A tono con los tiempos que corren, nuestro columnista recuerda su noche con Ivanka Trump.
Por Nicolás Artusi
La moza es rubia y de cara pálida pero después del traspié se vuelve transparente: excedida en lo servicial, cumple involuntariamente con una vieja rutina cómica (la del camarero que tropieza, arte modesto en el que nuestros Tandarica y Tristán dictaron cátedra) y vuelca el champagne de una copa sobre el vestido de la invitada. Es uno de esos momentos leves en que el tiempo parece detenerse y, en la suspensión del runrún, la cara de Ivanka muta de la sorpresa a la furia y, finalmente, advertida de las miradas que se posan sobre ella, a la ira contenida. La esperpéntica campaña presidencial de Donald Trump me recuerda la noche que pasé en Miami con su hija, empapada en espumante: como cualquier periodista asalariado, colado por unas horas en el lujo de las vidas ajenas. Es una fiesta de la que no puedo dar muchos detalles, solo que el selecto círculo de las personas muy importantes está integrado por Ivanka Trump, su madre Ivana, Faye Dunaway, Verónica Castro, su hermana idéntica… y yo: entre las luminarias, un ilustre desconocido que se pregunta qué cuernos hace ahí.
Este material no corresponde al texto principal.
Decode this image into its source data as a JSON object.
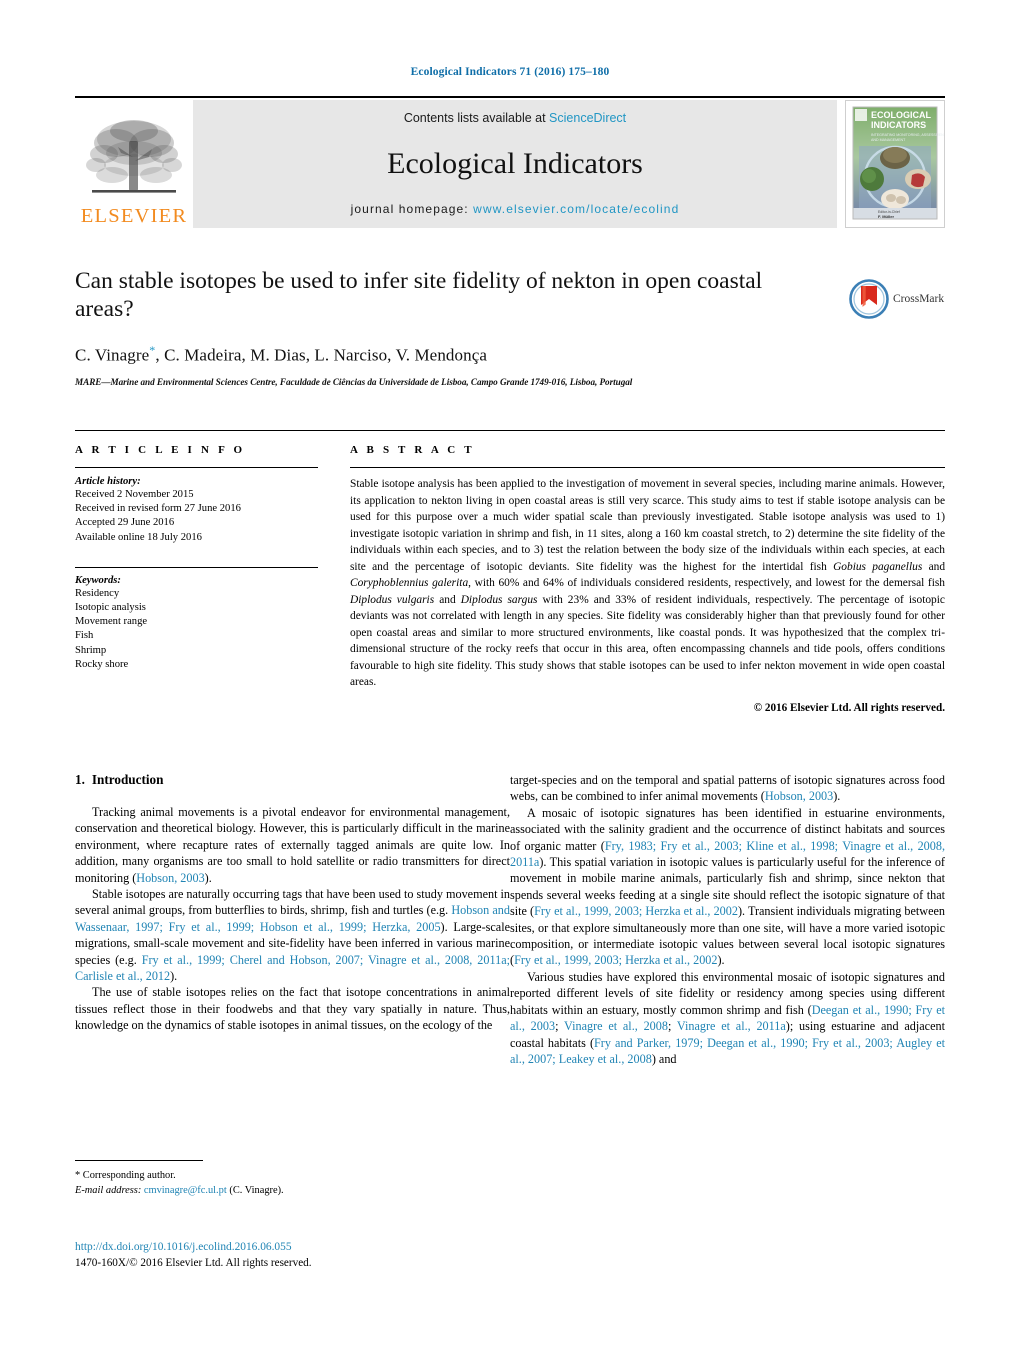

Siempre de movimientos gráciles, lo cual es una virtud que puede atribuirse a toda socialité que cumpla fielmente con su papel, Ivanka es el ícono de una sociedad obsesionada con la abundancia. “Orgullosa de ser Trump”, como se confiesa en el documental Born Rich, esta nacida rica ofrece el rostro más amable de la codicia agresiva de los varones de su familia: como modelo, ejecutiva, dueña de una marca de moda o jurado de El aprendiz a la que cuesta gritar “¡estás despedido!”, se propone como un ejemplo de lo lejos que pueden llegar las chicas emprendedoras (tener un padre multimillonario es una circunstancia que ayuda). En Miami, Ivanka se muestra accesible pero distante, con esa clase de suficiencia helada que tienen los muy lindos o muy ricos: más natural que su madre, a quien un rodete inmóvil corona como reina sin prosapia, se presta para el comentario trivial pero sin excesos de confianza. Unas pocas horas compartidas despiertan en mí la curiosidad por ella y, acaso buscando alguna aflicción secreta detrás de sus ojos castaños y tristones, leo lo que se escribe sobre la heredera: “Es alarmante ver a esta Ivanka, la Ivanka que conocemos, apoyando con entusiasmo una campaña que cuenta con la xenofobia, el racismo y la falta de civilidad como temas centrales”, dice la revista New York. Este noviembre, el mero orden natural (el hecho circunstancial de haber nacido mujer antes que otras hermanas) podría convertirse en título honorífico: si su padre gana las elecciones, la primera hija será La Primera Hija.
Pero el boca de urna aún queda muy lejos de esta fiesta. Bañada en champagne, Ivanka se esfuerza por congelar la sonrisa y minimizar el accidente (el vestido no se mancha) aunque otros tomarán por ella una cruel venganza: la moza rubia y de cara pálida, la única persona de este elenco delirante con la que puedo intercambiar un guiño cómplice, ya no aparece en toda la noche.